Ронда Рей быстренько обняла Фрэнни.
— Тебе надо немного повзрослеть, милочка, — сказала она. — Ты должна понять, что у взрослых все проходит гораздо болезненней, чем у детей.
С лестницы доносились вопли Фрэнка: «Эгг! Эгг!» У Фрэнка тоже «все проходит» не так хорошо, подумал я. Но в каком-то смысле Фрэнк никогда и не был ребенком.
— Прекрати этот шум, — закричал Макс с четвертого этажа.
— Идите и помогите нам готовиться к встрече, оба! — крикнул им отец.
— Дети! — взвыл Макс.
— Что он знает о детях? — проворчала миссис Урик.
Из Детройта позвонил Гарольд Своллоу: он все-таки не вернется в Дейри пораньше и не приедет к нам на праздник. Он только что вспомнил, сказал он, что Новый год всегда приводит его в уныние и в итоге он весь вечер смотрит телевизор.
— Я вполне смогу сделать это и в Детройте, — сказал он. — Нет смысла лететь на самолете до Бостона, а потом ехать на машине вместе с Младшим Джонсом и остальной толпой в сумасшедший отель, чтобы всю новогоднюю ночь смотреть телевизор.
— Мы не будем включать телевизор, — сказал я ему. — Он, как ни крути, будет мешать музыке.
— Ну и что, — сказал он, — в общем, я пропущу это мероприятие. Я лучше останусь в Детройте.
В разговорах с Гарольдом Своллоу трудно было найти логику, я никогда не знал, что ему ответить.
— Мои соболезнования насчет Боба, — сказал он, и я поблагодарил его и доложился остальным.
— Грязнуля тоже не приедет, — сообщила Фрэнни.
«Грязнуля» был бостонским парнем Фрэнниной подруги Эрнестины Так из Гринвича, штат Коннектикут.
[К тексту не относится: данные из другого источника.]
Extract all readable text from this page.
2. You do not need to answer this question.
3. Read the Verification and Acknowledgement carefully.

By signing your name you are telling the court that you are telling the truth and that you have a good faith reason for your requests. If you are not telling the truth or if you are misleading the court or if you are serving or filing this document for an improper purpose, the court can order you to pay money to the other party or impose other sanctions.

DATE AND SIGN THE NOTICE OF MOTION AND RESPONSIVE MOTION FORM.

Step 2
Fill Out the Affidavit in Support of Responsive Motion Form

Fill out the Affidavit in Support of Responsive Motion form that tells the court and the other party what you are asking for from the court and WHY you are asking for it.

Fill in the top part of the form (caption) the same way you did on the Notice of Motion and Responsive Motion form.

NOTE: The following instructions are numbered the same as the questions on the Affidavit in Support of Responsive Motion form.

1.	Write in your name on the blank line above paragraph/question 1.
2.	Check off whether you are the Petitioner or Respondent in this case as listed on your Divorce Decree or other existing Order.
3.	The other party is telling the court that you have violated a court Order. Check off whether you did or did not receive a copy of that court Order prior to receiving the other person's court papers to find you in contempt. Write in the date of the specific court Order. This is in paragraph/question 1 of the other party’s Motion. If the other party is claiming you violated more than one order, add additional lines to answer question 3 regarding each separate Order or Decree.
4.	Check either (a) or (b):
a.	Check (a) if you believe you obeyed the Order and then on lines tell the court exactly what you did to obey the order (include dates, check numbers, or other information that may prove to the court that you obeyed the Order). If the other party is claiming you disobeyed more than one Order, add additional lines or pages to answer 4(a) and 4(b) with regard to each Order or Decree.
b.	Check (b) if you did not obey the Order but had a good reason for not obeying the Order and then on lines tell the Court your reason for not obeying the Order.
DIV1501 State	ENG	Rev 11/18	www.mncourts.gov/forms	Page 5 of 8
Все, кроме Фрэнни и Младшего Джонса, звали ее Малюткой Так. Очевидно, в одну ужасную ночь мать назвала ее «малюткой», и прозвище, как говорится, прилипло. Эрнестина, похоже, не возражала против этого, она стойко переносила и ту версию своего имени, которую предложил Младший Джонс, — у нее была великолепная грудь, и Младший звал ее Грудкой Так, и Фрэнни следовала его примеру. Малютка Так боготворила Фрэнни и могла снести от нее любое оскорбление; и любой человек, полагал я, сочтет за честь быть оскорбленным Младшим Джонсом. Малютка Так была хорошенькой, состоятельной, восемнадцатилетней и вовсе не плохой, просто очень легко поддавалась на розыгрыши. Она приезжала к нам встречать Новый год, потому что была, как говорила Фрэнни, компанейской девчонкой и единственной подругой Фрэнни в школе Дейри. По мнению Фрэнни, для своих восемнадцати Малютка была весьма искушенной девицей. Фрэнни объяснила мне, что план был таков: Младший Джонс и его сестра поедут на своей машине из Филадельфии; по дороге, в Гринвиче, они захватят Грудку Так, а затем, в Бостоне, ее приятеля, Питера Раскина по кличке Грязнуля. Но теперь, сказала Фрэнни, Грязнуле ехать не позволили, так как на свадьбе у родственников он оскорбил тетушку. Но Грудка все равно решила приехать вместе с Младшим и его сестрой.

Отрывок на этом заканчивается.